Among the many possibilities, we can use apoc.ml together with Neo4j Vector Search indexes, which allow users to query vector embeddings from large datasets.
For example, we can create an index:
CREATE VECTOR INDEX test-embeddings
FOR (n:TestLabel)
ON (n.testEmbed)then we can use an embedding procedure, like the apoc.ml.openai.embedding , to retrieve the embeddings of some text and save the result in nodes with property testEmbedd and label TestLabel, using the db.create.setNodeVectorProperty procedure, that is:
// -- create some embedding starting from this words
CALL apoc.ml.openai.embedding(["bottle", "man", "men", "boy", "alien"], null, {})
YIELD embedding, text
WITH embedding, text
// -- we save the original text in the `text` property
CREATE (u:TestLabel {text: text})
WITH u, embedding
// -- we save the embedding result in the `testEmbed` property
CALL db.create.setNodeVectorProperty(u, "testEmbed", embedding)

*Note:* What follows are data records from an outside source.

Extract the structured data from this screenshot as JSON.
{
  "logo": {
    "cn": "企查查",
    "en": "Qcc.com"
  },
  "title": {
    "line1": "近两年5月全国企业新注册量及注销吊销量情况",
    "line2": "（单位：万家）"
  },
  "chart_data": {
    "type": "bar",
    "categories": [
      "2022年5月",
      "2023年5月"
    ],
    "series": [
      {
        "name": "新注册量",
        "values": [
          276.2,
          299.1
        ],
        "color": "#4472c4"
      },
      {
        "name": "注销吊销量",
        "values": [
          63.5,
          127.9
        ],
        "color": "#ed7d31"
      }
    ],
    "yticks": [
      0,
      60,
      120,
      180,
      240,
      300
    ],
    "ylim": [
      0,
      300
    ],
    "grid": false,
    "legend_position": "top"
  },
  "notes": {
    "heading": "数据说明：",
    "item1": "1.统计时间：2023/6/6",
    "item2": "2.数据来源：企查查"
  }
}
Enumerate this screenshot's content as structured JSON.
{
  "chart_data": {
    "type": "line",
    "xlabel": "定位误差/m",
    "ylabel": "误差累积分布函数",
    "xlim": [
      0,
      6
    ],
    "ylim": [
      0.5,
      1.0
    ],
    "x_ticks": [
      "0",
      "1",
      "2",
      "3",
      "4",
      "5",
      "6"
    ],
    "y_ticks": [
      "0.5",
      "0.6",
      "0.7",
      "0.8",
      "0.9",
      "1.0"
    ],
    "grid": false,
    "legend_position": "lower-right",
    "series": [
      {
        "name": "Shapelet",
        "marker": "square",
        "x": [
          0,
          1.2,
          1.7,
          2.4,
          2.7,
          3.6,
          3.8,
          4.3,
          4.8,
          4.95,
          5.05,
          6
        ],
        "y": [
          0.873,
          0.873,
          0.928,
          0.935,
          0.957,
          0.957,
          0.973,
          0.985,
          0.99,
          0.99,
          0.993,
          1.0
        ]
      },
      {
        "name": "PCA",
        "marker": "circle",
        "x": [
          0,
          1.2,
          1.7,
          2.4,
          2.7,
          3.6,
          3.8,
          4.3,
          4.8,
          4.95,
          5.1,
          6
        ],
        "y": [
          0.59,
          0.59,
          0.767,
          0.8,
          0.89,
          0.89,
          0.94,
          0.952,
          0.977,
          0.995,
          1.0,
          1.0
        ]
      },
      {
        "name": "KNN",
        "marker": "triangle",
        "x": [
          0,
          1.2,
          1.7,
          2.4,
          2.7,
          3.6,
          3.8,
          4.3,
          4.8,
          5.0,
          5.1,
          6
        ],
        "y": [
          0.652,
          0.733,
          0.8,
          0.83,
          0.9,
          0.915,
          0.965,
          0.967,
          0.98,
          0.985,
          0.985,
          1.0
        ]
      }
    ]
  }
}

RETURN count(*)Therefore, we can query the index:
MATCH (n:TestLabel {text: 'man'})
CALL db.index.vector.queryNodes('test-embeddings', 10, n.embedding)
YIELD node, score
RETURN node.text AS text, scorewith a result similar to the following:
+-------------------------------------------------+
| text | score |
+-------------------------------------------------+
| "man" | 1.0 |
| "men" | 0.9710835814476013 |
| "boy" | 0.9344362020492554 |
| "alien" | 0.9147796630859375 |
| "bottle" | 0.8950000405311584 |
+-------------------------------------------------+We can see that a score of 1 indicates that the word is the same.
The lower the score, the more the word is conceptually different from “man”.
Certainly, it is worth noting that, given the continuing evolution of the ML world and the relatively recent introduction of the apoc.ml procedures, it is very likely that there will be new procedures and/or configurations in subsequent versions that will add to and / or enhance the currently available APIs.